Effect of the riboseversus2′-deoxyribose residue on the metal ion-binding properties of purine nucleotides

Abstract

The interaction between metal ions and nucleotides is well characterized, as is their importance for metabolic processes, e.g. in the synthesis of nucleic acids. Hence, it is surprising to find that no detailed comparison is available of the metal ion-binding properties between nucleoside 5′-phosphates and 2′-deoxynucleoside 5′-phosphates. Therefore, we have measured here by potentiometric pH titrations the stabilities of several metal ion complexes formed with 2′-deoxyadenosine 5′-monophosphate (dAMP²⁻), 2′-deoxyadenosine 5′-diphosphate (dADP³⁻) and 2′-deoxyadenosine 5′-triphosphate (dATP⁴⁻). These results are compared with previous data measured under the same conditions and available in the literature for the adenosine 5′-phosphates, AMP²⁻, ADP³⁻ and ATP⁴⁻, as well as guanosine 5′-monophosphate (GMP²⁻) and 2′-deoxyguanosine 5′-monophosphate (dGMP²⁻). Hence, in total four nucleotide pairs, GMP²⁻/dGMP²⁻, AMP²⁻/dAMP²⁻, ADP³⁻/dADP³⁻ and ATP⁴⁻/dATP⁴⁻ (= NP/dNP), could be compared for the four metal ions Mg²⁺, Ni²⁺, Cu²⁺ and Zn²⁺ (= M²⁺). The comparisons show that complex stability and extent of macrochelate formation between the phosphate-coordinated metal ion and N7 of the purine residue is very similar (or even identical) for the AMP²⁻/dAMP²⁻ and ADP³⁻/dADP³⁻ pairs.
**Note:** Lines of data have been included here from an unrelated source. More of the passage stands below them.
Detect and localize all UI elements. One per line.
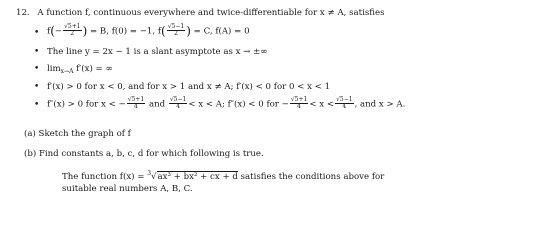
fraction: $\frac{√5-1}{2}$ <box>167 23 185 38</box>
bullet-1: • <box>34 28 40 38</box>
problem-intro: A function f, continuous everywhere and twice-differentiable for x ≠ A, satisfies <box>37 8 385 18</box>
fraction: $\frac{√5-1}{4}$ <box>169 96 187 111</box>
problem-number: 12. <box>16 8 30 18</box>
bullet-3: • <box>34 64 40 74</box>
condition-2: The line y = 2x − 1 is a slant asymptote as x → ±∞ <box>47 47 268 57</box>
part-a: (a) Sketch the graph of f <box>24 129 131 139</box>
fraction: $\frac{√5+1}{2}$ <box>64 23 81 38</box>
part-b: (b) Find constants a, b, c, d for which following is true. <box>24 149 264 159</box>
fraction: $\frac{√5-1}{4}$ <box>336 96 353 111</box>
fraction: $\frac{√5+1}{4}$ <box>127 96 145 111</box>
fraction: $\frac{√5+1}{4}$ <box>290 96 308 111</box>
part-b-statement: The function f(x) = $^3$√ax³ + bx² + cx + d satisfies the conditions above for <box>62 170 385 182</box>
condition-1: f(− $\frac{√5+1}{2}$ ) = B, f(0) = −1, f( $\frac{√5-1}{2}$ ) = C, f(A) = 0 <box>47 23 250 38</box>
condition-4: f′(x) > 0 for x < 0, and for x > 1 and x ≠ A; f′(x) < 0 for 0 < x < 1 <box>47 82 331 92</box>
bullet-2: • <box>34 47 40 57</box>
bullet-4: • <box>34 82 40 92</box>
condition-3: $\lim_{x\to A} f'(x)$ = ∞ <box>47 64 113 75</box>
problem-header <box>16 9 384 18</box>
cube-root: $^3$√ax³ + bx² + cx + d <box>147 170 238 182</box>
condition-5: f″(x) > 0 for x < − $\frac{√5+1}{4}$ and $\frac{√5-1}{4}$ < x < A; f″(x) < 0 for − $\frac{√5+1}{4}$ < x < $\frac{√5-1}{4}$ , and x > A. <box>47 96 406 111</box>
bullet-5: • <box>34 100 40 110</box>
part-b-statement-cont: suitable real numbers A, B, C. <box>62 184 193 194</box>
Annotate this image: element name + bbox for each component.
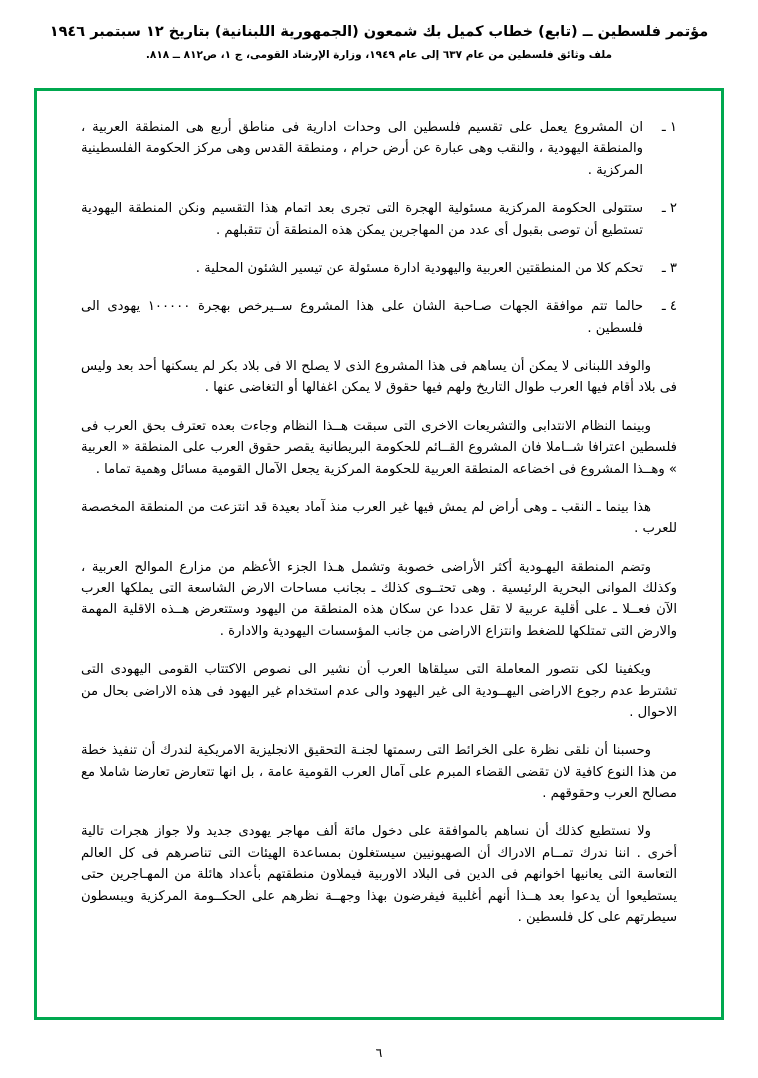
numbered-item-marker: ١ ـ — [661, 120, 677, 135]
numbered-item-text: ستتولى الحكومة المركزية مسئولية الهجرة التى تجرى بعد اتمام هذا التقسيم ونكن المنطقة اليهودية تستطيع أن توصى بقبول أى عدد من المهاجرين يمكن هذه المنطقة أن تتقبلهم . — [81, 201, 643, 238]
numbered-item-text: ان المشروع يعمل على تقسيم فلسطين الى وحدات ادارية فى مناطق أربع هى المنطقة العربية ، والمنطقة اليهودية ، والنقب وهى عبارة عن أرض حرام ، ومنطقة القدس وهى مركز الحكومة الفلسطينية المركزية . — [81, 120, 643, 178]
paragraph: ويكفينا لكى نتصور المعاملة التى سيلقاها العرب أن نشير الى نصوص الاكتتاب القومى اليهودى التى تشترط عدم رجوع الاراضى اليهــودية الى غير اليهود والى عدم استخدام غير اليهود فى هذه الاراضى بحال من الاحوال . — [81, 662, 677, 720]
paragraph: والوفد اللبنانى لا يمكن أن يساهم فى هذا المشروع الذى لا يصلح الا فى بلاد بكر لم يسكنها أحد بعد وليس فى بلاد أقام فيها العرب طوال التاريخ ولهم فيها حقوق لا يمكن اغفالها أو التغاضى عنها . — [81, 359, 677, 396]
content-frame — [34, 88, 724, 1020]
content-body — [37, 91, 721, 955]
paragraph: ولا نستطيع كذلك أن نساهم بالموافقة على دخول مائة ألف مهاجر يهودى جديد ولا جواز هجرات تالية أخرى . اننا ندرك تمــام الادراك أن الصهيونيين سيستغلون بمساعدة الهيئات التى تناصرهم فى كل العالم التعاسة التى يعانيها اخوانهم فى الدين فى البلاد الاوربية فيملاون منطقتهم بأعداد هائلة من المهـاجرين حتى يستطيعوا أن يدعوا بعد هــذا أنهم أغلبية فيفرضون بهذا وجهــة نظرهم على الحكــومة المركزية ويبسطون سيطرتهم على كل فلسطين . — [81, 824, 677, 925]
numbered-item-marker: ٤ ـ — [661, 299, 677, 315]
numbered-item-marker: ٢ ـ — [661, 201, 677, 217]
numbered-item-text: حالما تتم موافقة الجهات صـاحبة الشان على هذا المشروع ســيرخص بهجرة ١٠٠٠٠٠ يهودى الى فلسطين . — [81, 299, 643, 336]
paragraph: هذا بينما ـ النقب ـ وهى أراض لم يمش فيها غير العرب منذ آماد بعيدة قد انتزعت من المنطقة المخصصة للعرب . — [81, 499, 677, 537]
source-note: ملف وثائق فلسطين من عام ٦٣٧ إلى عام ١٩٤٩، وزارة الإرشاد القومى، ج ١، ص٨١٢ ــ ٨١٨. — [145, 49, 613, 62]
paragraph: وبينما النظام الانتدابى والتشريعات الاخرى التى سبقت هــذا النظام وجاءت بعده تعترف بحق العرب فى فلسطين اعترافا شــاملا فان المشروع القــائم للحكومة البريطانية يقصر حقوق العرب على المنطقة « العربية » وهــذا المشروع فى اخضاعه المنطقة العربية للحكومة المركزية يجعل الآمال القومية مسائل وهمية تماما . — [81, 418, 677, 477]
numbered-item — [81, 117, 677, 181]
page-header — [0, 0, 758, 61]
numbered-item — [81, 198, 677, 241]
paragraph: وتضم المنطقة اليهـودية أكثر الأراضى خصوبة وتشمل هـذا الجزء الأعظم من مزارع الموالح العربية ، وكذلك الموانى البحرية الرئيسية . وهى تحتــوى كذلك ـ بجانب مساحات الارض الشاسعة التى يملكها العرب الآن فعــلا ـ على أقلية عربية لا تقل عددا عن سكان هذه المنطقة من اليهود وستتعرض هــذه الاقلية المهمة والارض التى تمتلكها للضغط وانتزاع الاراضى من جانب المؤسسات اليهودية والادارة . — [81, 559, 677, 639]
page-title: مؤتمر فلسطين ــ (تابع) خطاب كميل بك شمعون (الجمهورية اللبنانية) بتاريخ ١٢ سبتمبر ١٩٤٦ — [49, 24, 709, 40]
numbered-item-marker: ٣ ـ — [661, 260, 677, 276]
numbered-item-text: تحكم كلا من المنطقتين العربية واليهودية ادارة مسئولة عن تيسير الشئون المحلية . — [195, 260, 643, 276]
numbered-item — [81, 258, 677, 279]
numbered-item — [81, 296, 677, 339]
paragraph: وحسبنا أن نلقى نظرة على الخرائط التى رسمتها لجنـة التحقيق الانجليزية الامريكية لندرك أن تنفيذ خطة من هذا النوع كافية لان تقضى القضاء المبرم على آمال العرب القومية عامة ، بل انها تتعارض تعارضا شاملا مع مصالح العرب وحقوقهم . — [81, 743, 677, 801]
page-number: ٦ — [375, 1045, 383, 1060]
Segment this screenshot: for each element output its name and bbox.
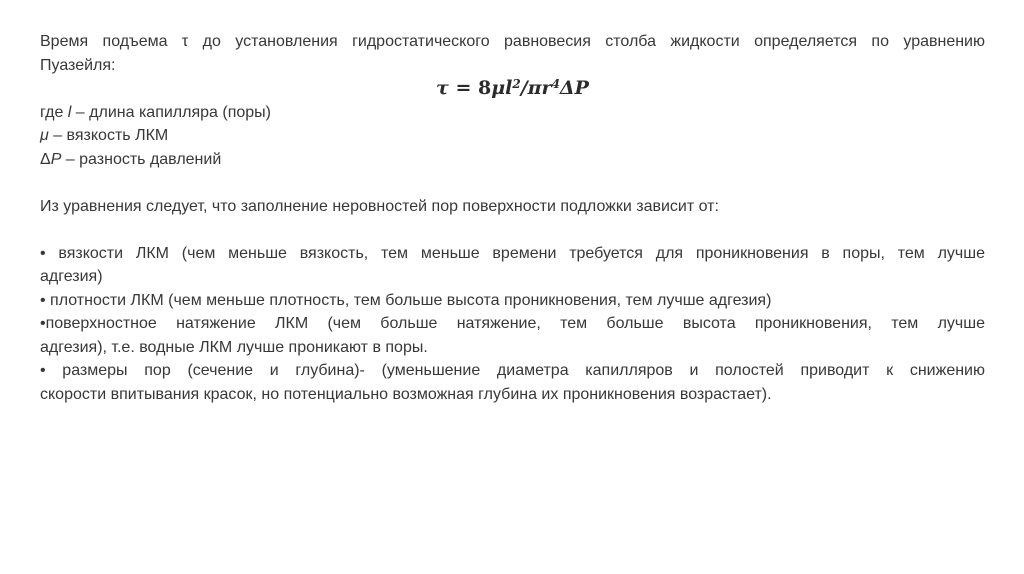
bullet-surface-tension-line-1: •поверхностное натяжение ЛКМ (чем больше натяжение, тем больше высота проникновения, тем лучше: [40, 315, 985, 332]
definition-viscosity: [40, 124, 985, 148]
formula-equals-coefficient: = 8: [448, 77, 492, 99]
bullet-viscosity-line-2: адгезия): [40, 268, 103, 285]
bullet-density: • плотности ЛКМ (чем меньше плотность, тем больше высота проникновения, тем лучше адгезия): [40, 291, 772, 309]
variable-l: l: [67, 103, 72, 121]
formula-pi-r: πr: [527, 77, 552, 99]
formula-superscript-4: 4: [551, 77, 560, 91]
intro-paragraph-line-1: Время подъема τ до установления гидростатического равновесия столба жидкости определяется по уравнению: [40, 33, 985, 50]
definition-text: – длина капилляра (поры): [71, 103, 271, 121]
bullet-surface-tension-line-2: адгезия), т.е. водные ЛКМ лучше проникают в поры.: [40, 338, 428, 356]
formula-delta-p: ΔP: [559, 77, 589, 99]
definition-capillary-length: [40, 101, 985, 125]
bullet-viscosity-line-1: • вязкости ЛКМ (чем меньше вязкость, тем меньше времени требуется для проникновения в поры, тем лучше: [40, 244, 985, 262]
formula-superscript-2: 2: [512, 77, 521, 91]
consequence-paragraph: Из уравнения следует, что заполнение неровностей пор поверхности подложки зависит от:: [40, 197, 719, 215]
blank-line: [40, 171, 985, 195]
definition-text: – вязкость ЛКМ: [48, 127, 169, 144]
formula-slash: /: [520, 77, 528, 99]
blank-line: [40, 218, 985, 242]
definition-text: – разность давлений: [61, 150, 222, 168]
definition-prefix: где: [40, 103, 68, 121]
formula-mu-l: μl: [491, 77, 513, 99]
variable-mu: μ: [40, 127, 49, 144]
formula-tau: τ: [436, 77, 449, 99]
bullet-pore-size-line-1: • размеры пор (сечение и глубина)- (уменьшение диаметра капилляров и полостей приводит к снижению: [40, 362, 985, 379]
definition-prefix: Δ: [40, 150, 51, 168]
variable-p: P: [50, 150, 62, 168]
slide-text-block: [40, 30, 985, 406]
poiseuille-formula: [40, 77, 985, 101]
intro-paragraph-line-2: Пуазейля:: [40, 56, 116, 74]
definition-pressure-difference: [40, 148, 985, 172]
bullet-pore-size-line-2: скорости впитывания красок, но потенциально возможная глубина их проникновения возрастает).: [40, 385, 772, 403]
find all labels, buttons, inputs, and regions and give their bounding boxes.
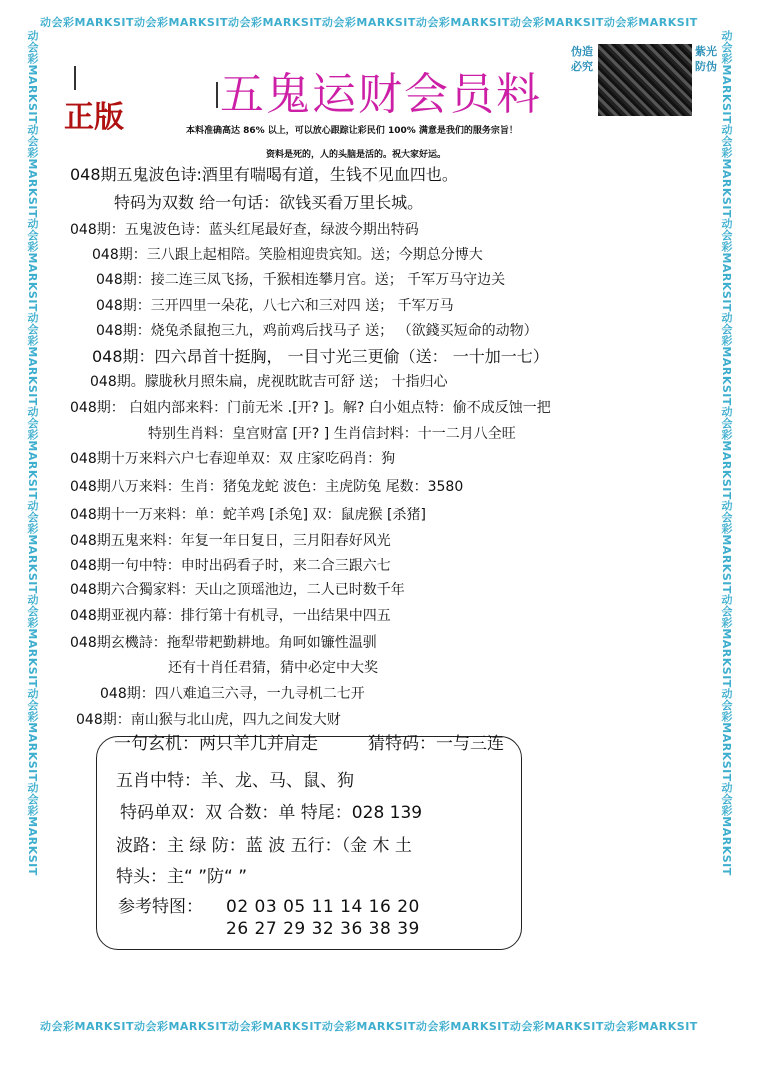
wave-line: 波路：主 绿 防：蓝 波 五行：（金 木 土: [116, 836, 412, 856]
reference-numbers-row-1: 02 03 05 11 14 16 20: [226, 897, 420, 917]
line-xuanji-poem: 048期玄機詩：拖犁带耙勤耕地。角呵如镰性温驯: [70, 635, 377, 651]
line-110k: 048期十一万来料：单：蛇羊鸡 [杀兔] 双：鼠虎猴 [杀猪]: [70, 507, 426, 523]
watermark-top: 动会彩MARKSIT动会彩MARKSIT动会彩MARKSIT动会彩MARKSIT动会彩MARKSIT动会彩MARKSIT动会彩MARKSIT: [40, 16, 698, 29]
watermark-bottom: 动会彩MARKSIT动会彩MARKSIT动会彩MARKSIT动会彩MARKSIT动会彩MARKSIT动会彩MARKSIT动会彩MARKSIT: [40, 1020, 698, 1033]
riddle-text: 一句玄机：两只羊儿并肩走: [114, 734, 318, 754]
page-title: 五鬼运财会员料: [220, 69, 542, 120]
anti-fake-label-right: 紫光防伪: [695, 45, 717, 73]
line-period-3: 048期：三开四里一朵花，八七六和三对四 送； 千军万马: [96, 298, 454, 314]
line-insider: 048期： 白姐内部来料：门前无米 .[开? ]。解? 白小姐点特：偷不成反蚀一把: [70, 400, 551, 416]
header-divider-left: [74, 66, 76, 90]
slogan: 本料准确高达 86% 以上，可以放心跟踪让彩民们 100% 满意是我们的服务宗旨！: [186, 126, 518, 136]
title-divider: [216, 82, 218, 108]
line-wugui: 048期五鬼来料：年复一年日复日，三月阳春好风光: [70, 533, 391, 549]
line-xuanji-poem-2: 还有十肖任君猜，猜中必定中大奖: [168, 660, 378, 676]
odd-even-line: 特码单双：双 合数：单 特尾：028 139: [120, 803, 423, 823]
line-period-1: 048期：三八跟上起相陪。笑脸相迎贵宾知。送；今期总分博大: [92, 247, 483, 263]
five-zodiac: 五肖中特：羊、龙、马、鼠、狗: [116, 771, 354, 791]
security-code-image: [598, 44, 692, 116]
head-line: 特头：主“ ”防“ ”: [116, 867, 248, 887]
line-liuhe: 048期六合獨家料：天山之顶瑶池边，二人已时数千年: [70, 582, 405, 598]
line-period-7: 048期：四八难追三六寻，一九寻机二七开: [100, 686, 365, 702]
line-period-4: 048期：烧兔杀鼠抱三九，鸡前鸡后找马子 送； （欲錢买短命的动物）: [96, 323, 538, 339]
edition-label: 正版: [64, 100, 124, 135]
line-yashi: 048期亚视内幕：排行第十有机寻，一出结果中四五: [70, 608, 391, 624]
line-80k: 048期八万来料：生肖：猪兔龙蛇 波色：主虎防兔 尾数：3580: [70, 479, 464, 495]
line-double-hint: 特码为双数 给一句话：欲钱买看万里长城。: [114, 193, 424, 212]
line-period-5: 048期：四六昂首十挺胸， 一目寸光三更偷（送： 一十加一七）: [92, 347, 549, 366]
reference-label: 参考特图：: [118, 897, 203, 917]
line-period-2: 048期：接二连三凤飞扬，千猴相连攀月宫。送； 千军万马守边关: [96, 272, 506, 288]
line-one-phrase: 048期一句中特：申时出码看子时，来二合三跟六七: [70, 558, 391, 574]
line-period-6: 048期。朦胧秋月照朱扁，虎视眈眈吉可舒 送； 十指归心: [90, 374, 448, 390]
line-wave-poem: 048期五鬼波色诗:酒里有喘喝有道，生钱不见血四也。: [70, 165, 458, 184]
riddle-guess: 猜特码：一与三连: [368, 734, 504, 754]
watermark-right: 动会彩MARKSIT动会彩MARKSIT动会彩MARKSIT动会彩MARKSIT动会彩MARKSIT动会彩MARKSIT动会彩MARKSIT动会彩MARKSIT动会彩MARKSIT: [720, 30, 733, 876]
line-period-8: 048期：南山猴与北山虎，四九之间发大财: [76, 712, 341, 728]
reference-numbers-row-2: 26 27 29 32 36 38 39: [226, 919, 420, 939]
slogan-secondary: 资料是死的，人的头脑是活的。祝大家好运。: [266, 150, 447, 160]
watermark-left: 动会彩MARKSIT动会彩MARKSIT动会彩MARKSIT动会彩MARKSIT动会彩MARKSIT动会彩MARKSIT动会彩MARKSIT动会彩MARKSIT动会彩MARKSIT: [26, 30, 39, 876]
anti-fake-label-left: 伪造必究: [571, 45, 593, 73]
line-special-zodiac: 特别生肖料：皇宫财富 [开? ] 生肖信封料：十一二月八全旺: [148, 426, 516, 442]
line-100k: 048期十万来料六户七春迎单双：双 庄家吃码肖：狗: [70, 451, 396, 467]
line-wave-poem-2: 048期：五鬼波色诗：蓝头红尾最好查，绿波今期出特码: [70, 222, 419, 238]
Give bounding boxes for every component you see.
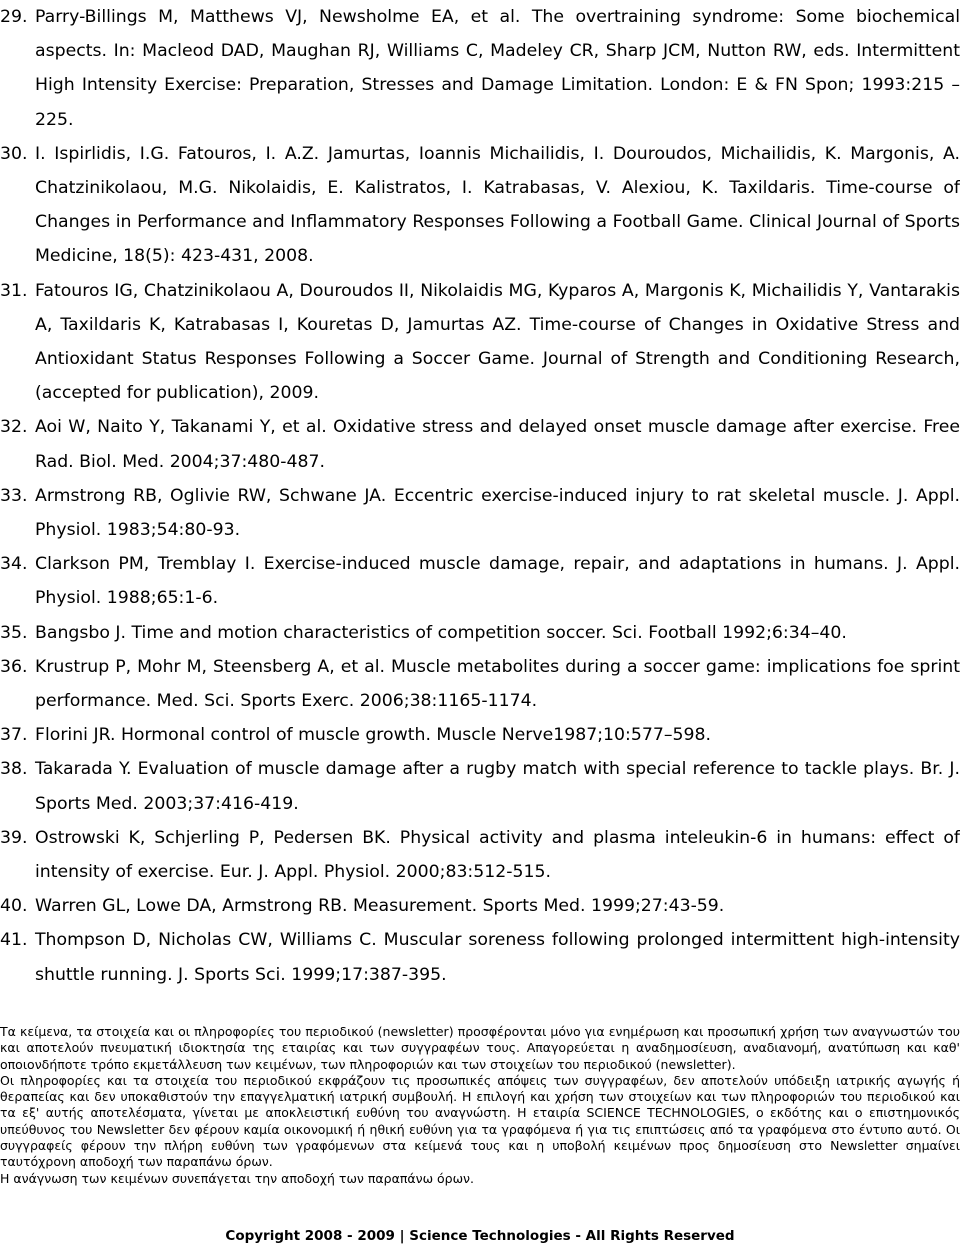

In the case of the complexes formed with ATP⁴⁻/dATP⁴⁻ the 2′-deoxy complexes are somewhat more stable and show also a slightly enhanced tendency for macrochelate formation. This is different for guanine nucleotides: the stabilities of the M(dGMP) complexes are clearly higher, as are the formation degrees of their macrochelates, than is the case with the M(GMP) complexes. This enhanced complex stability and greater tendency to form macrochelates can be attributed to the enhanced basicity (ΔpK_aca. 0.2) of N7 in the 2′-deoxy compound. These results allow general conclusions regarding nucleic acids to be made.